Question d'origine :
Bonjour,
Les poèmes inscrits dans un recueil peuvent-ils ne pas comporter de titres ?
Merci encore pour votre éclairage
Réponse du Guichet
gds_ctp
- Département : Equipe du Guichet du Savoir
Le 15/07/2020 à 08h57
Bonjour,
Toute personne qui écrit de la poésie a le choix de donner ou non un titre a ses poèmes au sein d'un recueil.
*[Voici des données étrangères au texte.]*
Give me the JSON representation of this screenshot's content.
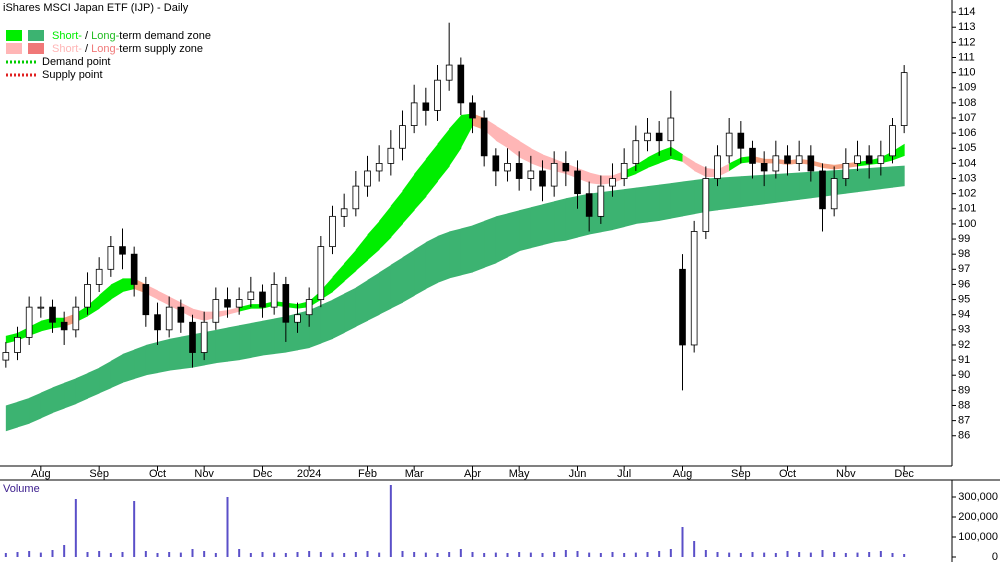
{
  "chart_data": [
    {
      "type": "candlestick",
      "title": "iShares MSCI Japan ETF (IJP) - Daily",
      "legend": [
        {
          "parts": [
            "Short-",
            " / ",
            "Long-",
            "term demand zone"
          ],
          "colors": [
            "#00ee00",
            "#3cb371"
          ]
        },
        {
          "parts": [
            "Short-",
            " / ",
            "Long-",
            "term supply zone"
          ],
          "colors": [
            "#ffb6b6",
            "#f07878"
          ]
        },
        {
          "parts": [
            "Demand point"
          ],
          "colors": [
            "#00cc00"
          ]
        },
        {
          "parts": [
            "Supply point"
          ],
          "colors": [
            "#e02020"
          ]
        }
      ],
      "xlim": [
        -0.5,
        77.5
      ],
      "xticks": [
        {
          "value": 3,
          "label": "Aug"
        },
        {
          "value": 8,
          "label": "Sep"
        },
        {
          "value": 13,
          "label": "Oct"
        },
        {
          "value": 17,
          "label": "Nov"
        },
        {
          "value": 22,
          "label": "Dec"
        },
        {
          "value": 26,
          "label": "2024"
        },
        {
          "value": 31,
          "label": "Feb"
        },
        {
          "value": 35,
          "label": "Mar"
        },
        {
          "value": 40,
          "label": "Apr"
        },
        {
          "value": 44,
          "label": "May"
        },
        {
          "value": 49,
          "label": "Jun"
        },
        {
          "value": 53,
          "label": "Jul"
        },
        {
          "value": 58,
          "label": "Aug"
        },
        {
          "value": 63,
          "label": "Sep"
        },
        {
          "value": 67,
          "label": "Oct"
        },
        {
          "value": 72,
          "label": "Nov"
        },
        {
          "value": 77,
          "label": "Dec"
        }
      ],
      "ylim": [
        84,
        114.8
      ],
      "yticks": [
        86,
        87,
        88,
        89,
        90,
        91,
        92,
        93,
        94,
        95,
        96,
        97,
        98,
        99,
        100,
        101,
        102,
        103,
        104,
        105,
        106,
        107,
        108,
        109,
        110,
        111,
        112,
        113,
        114
      ],
      "open": [
        91,
        91.5,
        92.5,
        94.5,
        94.5,
        93.5,
        93,
        94.5,
        96,
        97,
        98.5,
        98,
        96,
        94,
        93,
        94.5,
        93.5,
        91.5,
        93.5,
        95,
        94.5,
        95,
        95.5,
        94.5,
        96,
        93.5,
        94,
        95,
        98.5,
        100.5,
        101,
        102.5,
        103.5,
        104,
        105,
        106.5,
        108,
        107.5,
        109.5,
        110.5,
        108,
        107,
        104.5,
        103.5,
        104,
        103,
        103.5,
        102.5,
        104,
        103.5,
        102,
        100.5,
        102.5,
        103,
        104,
        105.5,
        106,
        105.5,
        97,
        92,
        99.5,
        103,
        104.5,
        106,
        105,
        104,
        103.5,
        104.5,
        104,
        104.5,
        103.5,
        101,
        103,
        104,
        104.5,
        104,
        104.5,
        106.5
      ],
      "high": [
        92.2,
        93.2,
        95.2,
        95.2,
        95,
        94.2,
        95.2,
        96.8,
        97.8,
        99.2,
        99.7,
        98.5,
        96.5,
        94.8,
        95.2,
        95,
        94,
        94.2,
        95.8,
        95.8,
        95.8,
        96.5,
        96,
        96.8,
        96.5,
        94.8,
        95.8,
        99.2,
        101.2,
        102,
        103.5,
        104.5,
        105.2,
        106.2,
        107.5,
        109.2,
        109,
        110.5,
        113.3,
        111,
        108.5,
        107.5,
        105,
        105,
        104.8,
        104.5,
        104.2,
        104.8,
        104.8,
        104.2,
        102.8,
        103.2,
        104,
        105,
        106.5,
        107,
        106.8,
        108.8,
        98,
        100.2,
        103.8,
        105.2,
        107,
        106.8,
        105.5,
        104.8,
        105.5,
        105.2,
        105.5,
        105.2,
        104,
        103.8,
        105,
        105.5,
        105.2,
        105.5,
        107,
        110.5
      ],
      "low": [
        90.5,
        91,
        92,
        93.8,
        92.8,
        92,
        92.5,
        94,
        95.5,
        96.5,
        97,
        95.2,
        93.2,
        92,
        92.5,
        92.8,
        90.5,
        91,
        93,
        93.8,
        94,
        94.5,
        93.8,
        94,
        92.2,
        92.8,
        93.2,
        94.5,
        98,
        99.8,
        100.5,
        101.8,
        102.8,
        103.2,
        104.2,
        106,
        106.5,
        106.8,
        108.8,
        107.2,
        106,
        103.8,
        102.5,
        102.8,
        102.2,
        102.2,
        101.5,
        101.8,
        102.5,
        101,
        99.5,
        100,
        101.8,
        102.5,
        103.5,
        104.8,
        104.5,
        104.5,
        89,
        91.5,
        99,
        102.5,
        104,
        104,
        103,
        102.5,
        103,
        103.2,
        103.5,
        102.8,
        99.5,
        100.5,
        102.5,
        103.5,
        103,
        103.2,
        104,
        106
      ],
      "close": [
        91.5,
        92.5,
        94.5,
        94.5,
        93.5,
        93,
        94.5,
        96,
        97,
        98.5,
        98,
        96,
        94,
        93,
        94.5,
        93.5,
        91.5,
        93.5,
        95,
        94.5,
        95,
        95.5,
        94.5,
        96,
        93.5,
        94,
        95,
        98.5,
        100.5,
        101,
        102.5,
        103.5,
        104,
        105,
        106.5,
        108,
        107.5,
        109.5,
        110.5,
        108,
        107,
        104.5,
        103.5,
        104,
        103,
        103.5,
        102.5,
        104,
        103.5,
        102,
        100.5,
        102.5,
        103,
        104,
        105.5,
        106,
        105.5,
        107,
        92,
        99.5,
        103,
        104.5,
        106,
        105,
        104,
        103.5,
        104.5,
        104,
        104.5,
        103.5,
        101,
        103,
        104,
        104.5,
        104,
        104.5,
        106.5,
        110
      ],
      "long_zone": {
        "color": "#3cb371",
        "upper": [
          88,
          88.25,
          88.5,
          88.85,
          89.2,
          89.5,
          89.8,
          90.15,
          90.5,
          90.95,
          91.4,
          91.7,
          92,
          92.2,
          92.4,
          92.55,
          92.7,
          92.85,
          93,
          93.15,
          93.3,
          93.45,
          93.6,
          93.75,
          93.9,
          94.1,
          94.3,
          94.65,
          95,
          95.4,
          95.8,
          96.3,
          96.8,
          97.3,
          97.8,
          98.3,
          98.8,
          99.2,
          99.5,
          99.7,
          99.9,
          100.2,
          100.5,
          100.7,
          100.9,
          101.1,
          101.3,
          101.5,
          101.7,
          101.85,
          102,
          102.1,
          102.2,
          102.3,
          102.4,
          102.5,
          102.6,
          102.7,
          102.8,
          102.9,
          103,
          103.05,
          103.1,
          103.15,
          103.2,
          103.25,
          103.3,
          103.35,
          103.4,
          103.45,
          103.5,
          103.55,
          103.6,
          103.65,
          103.7,
          103.75,
          103.8,
          103.85
        ],
        "lower": [
          86.3,
          86.55,
          86.8,
          87.15,
          87.5,
          87.8,
          88.1,
          88.45,
          88.8,
          89.15,
          89.5,
          89.75,
          90,
          90.15,
          90.3,
          90.4,
          90.5,
          90.65,
          90.8,
          90.9,
          91,
          91.15,
          91.3,
          91.4,
          91.5,
          91.65,
          91.8,
          92.1,
          92.4,
          92.8,
          93.2,
          93.6,
          94,
          94.4,
          94.8,
          95.25,
          95.7,
          96.1,
          96.4,
          96.6,
          96.8,
          97.1,
          97.4,
          97.8,
          98.2,
          98.4,
          98.6,
          98.8,
          98.9,
          99.1,
          99.3,
          99.45,
          99.6,
          99.8,
          100,
          100.1,
          100.2,
          100.35,
          100.5,
          100.65,
          100.8,
          100.9,
          101,
          101.1,
          101.2,
          101.3,
          101.4,
          101.5,
          101.6,
          101.7,
          101.8,
          101.9,
          102,
          102.1,
          102.2,
          102.3,
          102.4,
          102.5
        ]
      },
      "short_zone": {
        "upper": [
          92.6,
          92.8,
          93.2,
          93.6,
          93.8,
          93.8,
          94.1,
          94.6,
          95.3,
          96,
          96.4,
          96.4,
          96,
          95.6,
          95.2,
          94.8,
          94.4,
          94.2,
          94.2,
          94.3,
          94.5,
          94.7,
          94.7,
          94.9,
          94.8,
          94.7,
          94.9,
          95.6,
          96.5,
          97.4,
          98.3,
          99.3,
          100.2,
          101.2,
          102.2,
          103.3,
          104.3,
          105.3,
          106.3,
          107.2,
          107.3,
          107,
          106.5,
          106,
          105.5,
          105,
          104.6,
          104.3,
          104,
          103.7,
          103.4,
          103.2,
          103.2,
          103.5,
          103.9,
          104.4,
          104.8,
          105.1,
          104.6,
          104.1,
          103.7,
          103.6,
          104,
          104.4,
          104.5,
          104.3,
          104.3,
          104.2,
          104.3,
          104.2,
          104,
          103.9,
          104,
          104.1,
          104.2,
          104.4,
          104.8,
          105.3
        ],
        "lower": [
          92.1,
          92.3,
          92.6,
          92.9,
          93.1,
          93.2,
          93.5,
          93.9,
          94.4,
          95,
          95.5,
          95.7,
          95.4,
          95,
          94.6,
          94.2,
          93.8,
          93.6,
          93.8,
          94,
          94.2,
          94.4,
          94.4,
          94.6,
          94.5,
          94.4,
          94.5,
          95,
          95.5,
          96.2,
          96.9,
          97.6,
          98.3,
          99.1,
          100,
          100.9,
          101.8,
          102.8,
          103.8,
          105,
          106.5,
          106.2,
          105.5,
          105,
          104.4,
          104,
          103.7,
          103.5,
          103.3,
          103,
          102.7,
          102.6,
          102.7,
          103,
          103.3,
          103.7,
          104,
          104.3,
          104.1,
          103.5,
          103.1,
          103.1,
          103.5,
          104,
          104.1,
          104,
          104,
          103.9,
          104,
          103.9,
          103.7,
          103.6,
          103.7,
          103.8,
          103.9,
          104,
          104.2,
          104.5
        ],
        "colors": [
          "#00ee00",
          "#00ee00",
          "#00ee00",
          "#00ee00",
          "#00ee00",
          "#f5a080",
          "#00ee00",
          "#00ee00",
          "#00ee00",
          "#00ee00",
          "#00ee00",
          "#f5a080",
          "#ffb6b6",
          "#ffb6b6",
          "#ffb6b6",
          "#ffb6b6",
          "#ffb6b6",
          "#ffb6b6",
          "#ffb6b6",
          "#ffb6b6",
          "#00ee00",
          "#00ee00",
          "#00ee00",
          "#00ee00",
          "#00ee00",
          "#00ee00",
          "#00ee00",
          "#00ee00",
          "#00ee00",
          "#00ee00",
          "#00ee00",
          "#00ee00",
          "#00ee00",
          "#00ee00",
          "#00ee00",
          "#00ee00",
          "#00ee00",
          "#00ee00",
          "#00ee00",
          "#00ee00",
          "#f5a080",
          "#ffb6b6",
          "#ffb6b6",
          "#ffb6b6",
          "#ffb6b6",
          "#ffb6b6",
          "#ffb6b6",
          "#ffb6b6",
          "#ffb6b6",
          "#ffb6b6",
          "#ffb6b6",
          "#ffb6b6",
          "#ffb6b6",
          "#00ee00",
          "#00ee00",
          "#00ee00",
          "#00ee00",
          "#00ee00",
          "#ffb6b6",
          "#ffb6b6",
          "#ffb6b6",
          "#ffb6b6",
          "#00ee00",
          "#00ee00",
          "#f5a080",
          "#f5a080",
          "#f5a080",
          "#f5a080",
          "#f5a080",
          "#f5a080",
          "#f5a080",
          "#f5a080",
          "#f5a080",
          "#00ee00",
          "#00ee00",
          "#00ee00",
          "#00ee00",
          "#00ee00"
        ]
      }
    },
    {
      "type": "bar",
      "title": "Volume",
      "color": "#5a4fc8",
      "values": [
        20000,
        25000,
        30000,
        22000,
        35000,
        60000,
        290000,
        25000,
        30000,
        20000,
        25000,
        280000,
        30000,
        20000,
        25000,
        22000,
        40000,
        30000,
        20000,
        300000,
        40000,
        20000,
        25000,
        22000,
        20000,
        25000,
        30000,
        25000,
        22000,
        20000,
        25000,
        30000,
        22000,
        360000,
        30000,
        25000,
        22000,
        20000,
        25000,
        40000,
        25000,
        20000,
        22000,
        20000,
        25000,
        22000,
        20000,
        25000,
        35000,
        30000,
        22000,
        20000,
        25000,
        20000,
        22000,
        25000,
        30000,
        40000,
        150000,
        80000,
        35000,
        25000,
        22000,
        20000,
        25000,
        22000,
        20000,
        30000,
        25000,
        22000,
        35000,
        25000,
        20000,
        22000,
        25000,
        30000,
        20000,
        15000
      ],
      "ylim": [
        0,
        385000
      ],
      "yticks": [
        0,
        {
          "value": 100000,
          "label": "100,000"
        },
        {
          "value": 200000,
          "label": "200,000"
        },
        {
          "value": 300000,
          "label": "300,000"
        }
      ]
    }
  ]
}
En remontant loin dans le passé, on s'aperçoit que les deux pratiques ont toujours coexisté, y compris dans l'oeuvre d'un même auteur.
Le recueil de sonnets L'Olive, publié vers 1550 par Joachim du Bellay, propose 115 sonnetsdésignés uniquement par un chiffre . Ce qui n'empêche pas du Bellay, dans des écrits postérieurs, recueillis dans les éditions modernes de ses Oeuvres poétiques sous les titres de Vers lyriques, Oeuvres de l'invention de l'autheur, etc, d'intituler des poèmes "Des Miseres et fortunes humaines", "De l'inconstance des choses", ou encore "Du premier jour de l'an".
Prenons un autre exemple, tout aussi classique : la table des matières des Odes de Ronsard, présente des titres, qui sont, pour la plupart, des dédicaces ! Le propos du poème étant alors plus défini par la personne à qui il est dédié que par son contenu !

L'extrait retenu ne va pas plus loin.